The U.S. could have potentially negotiated a viable settlement with the Taliban only from a position of strength. The time for this was when the U.S. had some 100,000 troops and their NATO allies another 47,000 in Afghanistan in the early years of the Obama presidency. But instead, Obama, backed by Vice President Joe Biden, found it politically and electorally desirable to end America’s involvement, in what had already become the longest war in its history, by the end of 2014. Changing American intervention from a condition to time based one only emboldened the insurgents and their Pakistani patrons.
Finally, a lot of ink has been spilled about the war in Afghanistan. What aspects of the war, or Afghanistan’s political history, or U.S. strategy, do you think have been overlooked and deserve great examination?
The U.S. overlooked the historical and prevailing complexities of Afghanistan and its neighborhood. It lacked a viable plan of action that could enable it to deal effectively with unforeseen contingencies. It overestimated the power that the U.S. military could bring to bear in changing Afghanistan and underestimated the fact that the application of such power can only work when there is also success in the political and reconstruction dimensions of state building as well as non-interference by other outside actors. The governance system badly faltered, as did the economic and security reconstruction, including the building of the Afghan defense and security forces, which suffered from serious shortcomings.
Meanwhile, Pakistan was allowed to maintain its relentless support of the Taliban to the very end, although Islamabad has now realized that it may have pursued a misguided policy. Its backing of an al-Qaida-linked Taliban, along with their affiliates, as a widely designated terrorist outfit has in many ways rebounded on Pakistan since the Taliban’s resumption of power.

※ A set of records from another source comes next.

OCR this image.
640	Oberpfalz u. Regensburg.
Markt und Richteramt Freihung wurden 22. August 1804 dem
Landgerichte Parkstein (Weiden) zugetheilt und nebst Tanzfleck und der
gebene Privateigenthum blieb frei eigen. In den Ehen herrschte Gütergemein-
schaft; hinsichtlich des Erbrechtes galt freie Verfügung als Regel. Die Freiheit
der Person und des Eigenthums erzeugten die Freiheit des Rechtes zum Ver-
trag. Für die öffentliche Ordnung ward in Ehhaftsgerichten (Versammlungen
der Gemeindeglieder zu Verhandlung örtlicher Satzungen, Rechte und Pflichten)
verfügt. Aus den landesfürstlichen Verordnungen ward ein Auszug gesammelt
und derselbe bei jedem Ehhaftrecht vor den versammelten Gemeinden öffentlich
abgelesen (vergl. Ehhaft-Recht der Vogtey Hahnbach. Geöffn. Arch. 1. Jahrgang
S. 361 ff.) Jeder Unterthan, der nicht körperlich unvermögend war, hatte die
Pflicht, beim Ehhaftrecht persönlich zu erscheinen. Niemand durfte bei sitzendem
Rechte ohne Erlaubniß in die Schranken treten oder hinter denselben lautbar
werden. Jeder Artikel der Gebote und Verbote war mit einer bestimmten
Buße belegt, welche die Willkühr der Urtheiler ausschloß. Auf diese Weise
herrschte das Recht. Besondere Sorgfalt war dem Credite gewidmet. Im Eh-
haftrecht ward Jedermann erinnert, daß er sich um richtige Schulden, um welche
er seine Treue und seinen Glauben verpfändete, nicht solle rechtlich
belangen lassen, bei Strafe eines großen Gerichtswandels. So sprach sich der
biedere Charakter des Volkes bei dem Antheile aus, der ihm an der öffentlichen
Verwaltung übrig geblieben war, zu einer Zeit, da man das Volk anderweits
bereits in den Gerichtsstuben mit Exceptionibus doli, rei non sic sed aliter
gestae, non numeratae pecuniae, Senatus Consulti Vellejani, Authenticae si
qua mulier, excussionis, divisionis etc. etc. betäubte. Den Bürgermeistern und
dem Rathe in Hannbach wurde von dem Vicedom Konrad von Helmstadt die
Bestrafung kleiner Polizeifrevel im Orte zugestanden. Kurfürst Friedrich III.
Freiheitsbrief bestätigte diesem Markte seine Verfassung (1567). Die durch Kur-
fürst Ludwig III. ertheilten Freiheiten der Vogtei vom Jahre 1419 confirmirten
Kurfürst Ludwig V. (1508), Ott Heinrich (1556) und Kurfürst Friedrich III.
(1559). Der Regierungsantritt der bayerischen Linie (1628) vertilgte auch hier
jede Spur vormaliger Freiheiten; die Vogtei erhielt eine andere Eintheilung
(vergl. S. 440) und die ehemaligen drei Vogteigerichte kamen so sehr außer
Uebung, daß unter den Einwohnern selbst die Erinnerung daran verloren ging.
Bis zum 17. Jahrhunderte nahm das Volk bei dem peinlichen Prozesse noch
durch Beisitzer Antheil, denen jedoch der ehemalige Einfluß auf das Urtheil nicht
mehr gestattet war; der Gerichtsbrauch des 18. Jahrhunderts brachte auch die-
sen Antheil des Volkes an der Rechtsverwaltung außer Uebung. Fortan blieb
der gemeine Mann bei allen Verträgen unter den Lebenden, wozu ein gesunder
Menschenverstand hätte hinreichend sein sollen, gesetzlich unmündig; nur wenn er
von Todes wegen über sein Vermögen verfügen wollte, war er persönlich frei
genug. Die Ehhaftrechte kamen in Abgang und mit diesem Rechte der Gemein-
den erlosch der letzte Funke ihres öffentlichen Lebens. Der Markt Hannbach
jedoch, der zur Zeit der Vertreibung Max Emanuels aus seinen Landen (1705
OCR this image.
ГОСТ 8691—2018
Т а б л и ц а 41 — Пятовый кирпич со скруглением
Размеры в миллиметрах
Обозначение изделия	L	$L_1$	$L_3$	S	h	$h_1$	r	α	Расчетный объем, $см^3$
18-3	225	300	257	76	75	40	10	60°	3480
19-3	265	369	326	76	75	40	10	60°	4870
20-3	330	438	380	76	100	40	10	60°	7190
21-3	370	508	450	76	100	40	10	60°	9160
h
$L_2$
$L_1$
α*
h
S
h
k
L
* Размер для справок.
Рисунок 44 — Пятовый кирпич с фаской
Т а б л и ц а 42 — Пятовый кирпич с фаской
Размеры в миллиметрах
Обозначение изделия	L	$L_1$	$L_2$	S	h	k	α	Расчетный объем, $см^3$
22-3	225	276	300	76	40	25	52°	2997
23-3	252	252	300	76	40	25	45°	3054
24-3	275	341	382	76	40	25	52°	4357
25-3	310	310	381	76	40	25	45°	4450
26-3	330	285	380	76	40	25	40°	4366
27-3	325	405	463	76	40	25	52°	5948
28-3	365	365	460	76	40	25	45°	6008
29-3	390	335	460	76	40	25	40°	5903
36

According to several U.N. reports, under the Taliban not only al-Qaida, together with another 10 violent extremist groups, including the Islamic State of Khorasan, but also Tehreek-e-Taliban Pakistan (TTP) have found fertile habitat in Afghanistan. The TTP wants to transform Pakistan along the same lines as the Afghan Taliban, and has established bases in Afghanistan with full support of the Taliban regime. No wonder the U.N. is alarmed by the rise of terrorism emanating from Afghanistan.